The Preemie Experiment said...

twinsx2 wrote: "Now, I ask you. How many parents could sit, debate and brain storm their child’s situation at 3:00 a.m., briefly consider a grand mal seizure masked as a tantrum, go back to sleep, and follow up with it on the internet the next morning after all the kids had gone off to school, if they had NOT “settled in” or “accepted” their children’s disabilities?"

Count me in that group too twinsx2! I rarely rush off to the hospital/doctor in the face of new behavior. Is she breathing fine? Yes? Quick run through of possibilities that are stored in my head and then back to bed.

I surely wouldn't call you a b*tch for the way you handled the situation.

Side note... I hope that you have some answers now.

terri w/2 said...

I agree too with twinsx2 and PE - now that I'm a RN, I realize that the skills I have for assessment are not those gained from formal experience, but rather those gained from years and years of so-called "parenting". .the ability to look at a situation objectively and trouble-shoot become amazingly acute after having cared for a child with special needs or with complex medical situations. We are not parents, we are nurses.
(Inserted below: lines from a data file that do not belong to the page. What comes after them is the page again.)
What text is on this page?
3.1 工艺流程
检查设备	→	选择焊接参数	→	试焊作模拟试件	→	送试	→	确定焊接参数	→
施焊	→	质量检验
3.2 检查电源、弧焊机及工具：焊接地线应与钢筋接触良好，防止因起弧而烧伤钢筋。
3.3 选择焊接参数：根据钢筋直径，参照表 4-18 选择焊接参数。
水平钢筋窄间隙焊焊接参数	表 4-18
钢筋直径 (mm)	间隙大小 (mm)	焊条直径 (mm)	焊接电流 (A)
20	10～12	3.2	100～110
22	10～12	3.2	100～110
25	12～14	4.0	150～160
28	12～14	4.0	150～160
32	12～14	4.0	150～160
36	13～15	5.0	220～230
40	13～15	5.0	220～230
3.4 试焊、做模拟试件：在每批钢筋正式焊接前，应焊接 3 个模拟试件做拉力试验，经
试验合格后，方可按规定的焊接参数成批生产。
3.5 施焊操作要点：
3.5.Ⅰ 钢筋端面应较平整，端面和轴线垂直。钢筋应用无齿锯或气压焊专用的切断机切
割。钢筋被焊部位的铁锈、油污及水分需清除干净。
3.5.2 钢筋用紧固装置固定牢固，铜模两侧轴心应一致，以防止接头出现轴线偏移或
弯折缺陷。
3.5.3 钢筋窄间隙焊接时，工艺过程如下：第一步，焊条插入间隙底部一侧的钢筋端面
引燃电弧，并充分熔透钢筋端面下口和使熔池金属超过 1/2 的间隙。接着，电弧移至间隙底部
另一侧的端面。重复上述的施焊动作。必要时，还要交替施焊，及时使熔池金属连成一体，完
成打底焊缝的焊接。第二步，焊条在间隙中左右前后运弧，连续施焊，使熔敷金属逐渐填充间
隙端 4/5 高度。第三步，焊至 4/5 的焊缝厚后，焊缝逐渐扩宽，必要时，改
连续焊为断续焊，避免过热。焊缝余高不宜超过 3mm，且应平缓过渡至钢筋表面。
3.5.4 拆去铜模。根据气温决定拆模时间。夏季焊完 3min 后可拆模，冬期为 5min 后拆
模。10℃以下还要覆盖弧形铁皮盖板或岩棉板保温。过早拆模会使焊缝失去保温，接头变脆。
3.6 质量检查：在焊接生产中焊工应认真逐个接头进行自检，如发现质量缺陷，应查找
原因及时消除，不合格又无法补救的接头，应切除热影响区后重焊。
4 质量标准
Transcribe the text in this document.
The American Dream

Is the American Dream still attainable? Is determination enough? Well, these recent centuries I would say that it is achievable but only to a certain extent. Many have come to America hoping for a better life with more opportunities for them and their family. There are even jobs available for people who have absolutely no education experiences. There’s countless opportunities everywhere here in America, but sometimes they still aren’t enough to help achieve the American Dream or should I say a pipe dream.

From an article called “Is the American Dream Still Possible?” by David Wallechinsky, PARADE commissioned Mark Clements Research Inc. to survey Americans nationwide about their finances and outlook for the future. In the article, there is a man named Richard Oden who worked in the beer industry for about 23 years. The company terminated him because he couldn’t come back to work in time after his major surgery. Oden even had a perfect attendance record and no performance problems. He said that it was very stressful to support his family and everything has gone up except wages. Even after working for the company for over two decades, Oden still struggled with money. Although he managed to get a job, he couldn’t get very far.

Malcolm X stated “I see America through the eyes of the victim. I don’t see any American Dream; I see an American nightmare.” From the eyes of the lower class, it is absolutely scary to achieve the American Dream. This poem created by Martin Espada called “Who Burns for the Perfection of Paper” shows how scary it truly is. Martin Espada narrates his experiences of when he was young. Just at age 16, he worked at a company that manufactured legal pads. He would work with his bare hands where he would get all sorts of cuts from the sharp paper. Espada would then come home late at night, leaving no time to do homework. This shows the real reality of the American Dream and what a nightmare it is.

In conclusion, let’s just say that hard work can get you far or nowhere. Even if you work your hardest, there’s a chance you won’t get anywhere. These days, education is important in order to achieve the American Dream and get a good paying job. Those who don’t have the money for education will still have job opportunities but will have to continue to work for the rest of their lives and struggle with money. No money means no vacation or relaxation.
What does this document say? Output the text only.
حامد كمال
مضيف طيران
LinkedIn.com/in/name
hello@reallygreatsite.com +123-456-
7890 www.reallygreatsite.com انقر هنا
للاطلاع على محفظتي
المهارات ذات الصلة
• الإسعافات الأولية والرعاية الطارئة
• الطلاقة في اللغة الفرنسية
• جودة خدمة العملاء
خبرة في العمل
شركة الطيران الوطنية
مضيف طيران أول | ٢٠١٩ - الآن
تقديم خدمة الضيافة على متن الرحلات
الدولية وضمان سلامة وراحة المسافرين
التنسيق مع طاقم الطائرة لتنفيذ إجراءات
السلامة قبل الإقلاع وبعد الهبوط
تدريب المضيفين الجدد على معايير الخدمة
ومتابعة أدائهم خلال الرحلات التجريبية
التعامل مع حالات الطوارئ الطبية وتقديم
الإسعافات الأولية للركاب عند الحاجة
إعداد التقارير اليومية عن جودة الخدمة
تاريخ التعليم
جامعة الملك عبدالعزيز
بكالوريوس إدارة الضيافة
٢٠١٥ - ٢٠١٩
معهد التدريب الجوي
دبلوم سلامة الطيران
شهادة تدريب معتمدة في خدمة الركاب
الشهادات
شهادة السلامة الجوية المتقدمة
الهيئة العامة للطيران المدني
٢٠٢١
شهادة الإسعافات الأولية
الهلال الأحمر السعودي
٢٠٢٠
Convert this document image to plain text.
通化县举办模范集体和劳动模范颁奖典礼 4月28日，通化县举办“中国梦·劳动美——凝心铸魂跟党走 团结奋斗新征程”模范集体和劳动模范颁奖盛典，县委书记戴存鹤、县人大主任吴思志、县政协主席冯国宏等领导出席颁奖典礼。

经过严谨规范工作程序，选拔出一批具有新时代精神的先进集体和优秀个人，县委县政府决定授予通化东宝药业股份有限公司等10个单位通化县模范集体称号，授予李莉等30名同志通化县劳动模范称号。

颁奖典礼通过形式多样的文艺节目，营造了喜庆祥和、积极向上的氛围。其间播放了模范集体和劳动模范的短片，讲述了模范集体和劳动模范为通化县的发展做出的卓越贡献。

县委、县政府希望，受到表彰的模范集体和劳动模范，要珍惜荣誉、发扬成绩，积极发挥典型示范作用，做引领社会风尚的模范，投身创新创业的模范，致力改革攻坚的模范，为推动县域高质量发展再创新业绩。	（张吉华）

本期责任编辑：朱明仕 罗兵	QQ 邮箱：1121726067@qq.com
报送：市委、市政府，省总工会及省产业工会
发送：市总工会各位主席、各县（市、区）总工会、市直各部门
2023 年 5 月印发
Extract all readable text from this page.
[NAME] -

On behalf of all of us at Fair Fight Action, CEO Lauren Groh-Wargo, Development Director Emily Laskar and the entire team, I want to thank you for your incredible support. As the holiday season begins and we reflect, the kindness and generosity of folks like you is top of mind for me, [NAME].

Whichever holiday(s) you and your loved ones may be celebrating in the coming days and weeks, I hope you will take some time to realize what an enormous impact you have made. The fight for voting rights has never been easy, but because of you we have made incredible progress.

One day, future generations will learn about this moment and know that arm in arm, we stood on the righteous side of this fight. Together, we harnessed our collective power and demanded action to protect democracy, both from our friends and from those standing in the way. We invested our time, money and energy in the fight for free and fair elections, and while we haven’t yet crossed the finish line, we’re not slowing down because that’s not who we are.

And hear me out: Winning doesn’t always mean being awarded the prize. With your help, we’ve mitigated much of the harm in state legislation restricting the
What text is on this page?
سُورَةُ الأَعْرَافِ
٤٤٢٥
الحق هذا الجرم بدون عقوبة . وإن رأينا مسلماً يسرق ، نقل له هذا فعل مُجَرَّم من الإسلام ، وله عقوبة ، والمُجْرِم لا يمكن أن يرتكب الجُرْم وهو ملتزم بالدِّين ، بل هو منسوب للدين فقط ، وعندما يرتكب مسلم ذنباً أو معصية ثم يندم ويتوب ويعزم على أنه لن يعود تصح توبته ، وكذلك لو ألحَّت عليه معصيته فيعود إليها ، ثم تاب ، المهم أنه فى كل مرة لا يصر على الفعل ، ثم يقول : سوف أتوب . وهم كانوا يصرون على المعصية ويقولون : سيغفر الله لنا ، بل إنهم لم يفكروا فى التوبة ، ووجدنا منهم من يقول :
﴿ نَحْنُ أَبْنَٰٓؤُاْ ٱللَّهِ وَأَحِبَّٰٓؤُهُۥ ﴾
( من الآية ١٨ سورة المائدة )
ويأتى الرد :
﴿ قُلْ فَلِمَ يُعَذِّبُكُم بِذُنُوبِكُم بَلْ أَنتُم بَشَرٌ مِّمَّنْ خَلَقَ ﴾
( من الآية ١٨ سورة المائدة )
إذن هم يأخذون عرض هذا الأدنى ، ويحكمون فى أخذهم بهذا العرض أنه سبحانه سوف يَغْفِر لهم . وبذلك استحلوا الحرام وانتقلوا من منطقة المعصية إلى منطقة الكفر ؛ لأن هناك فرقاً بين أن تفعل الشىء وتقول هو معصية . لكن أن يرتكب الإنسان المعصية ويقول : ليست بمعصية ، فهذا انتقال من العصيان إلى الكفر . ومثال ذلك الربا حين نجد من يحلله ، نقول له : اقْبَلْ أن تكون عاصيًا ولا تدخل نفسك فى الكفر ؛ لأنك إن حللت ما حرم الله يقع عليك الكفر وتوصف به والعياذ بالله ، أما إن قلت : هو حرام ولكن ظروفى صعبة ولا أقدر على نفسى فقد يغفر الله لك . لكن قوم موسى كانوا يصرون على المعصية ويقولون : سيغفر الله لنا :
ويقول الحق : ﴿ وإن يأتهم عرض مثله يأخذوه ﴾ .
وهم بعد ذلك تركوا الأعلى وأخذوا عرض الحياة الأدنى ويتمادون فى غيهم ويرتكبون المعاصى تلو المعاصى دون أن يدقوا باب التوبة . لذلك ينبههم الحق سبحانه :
We may not have the initials to go behind our names, but we are doing what nurses do.

Anonymous said...

Stacy, a wise songwriter once wrote:

"The nearer your destination, the more you're slip-sliding away."

I think that means that just about the time we feel we have a handle on this or that; just about when we think we 'get it,' that is, understand/accept, that is when we get a reversal.

Or it may mean, two steps forward and one step back--what we were all told in the NICU about our kids.

Chris and Vic

katenali said...

Stacy, a wise songwriter once wrote:

"The nearer your destination, the more you're slip-sliding away."

But ... that same wise songwriter also said ...
"I know a woman, became a wife - these are the very words she uses to describe her life. A good day, ain't got no rain, and a bad day is when I lay in bed and think of things that might have been"

The gospel according to Paul (Simon) :-)

Word ...

sheila

twinsx2 said...

Still no answers. MRI is the day after Christmas.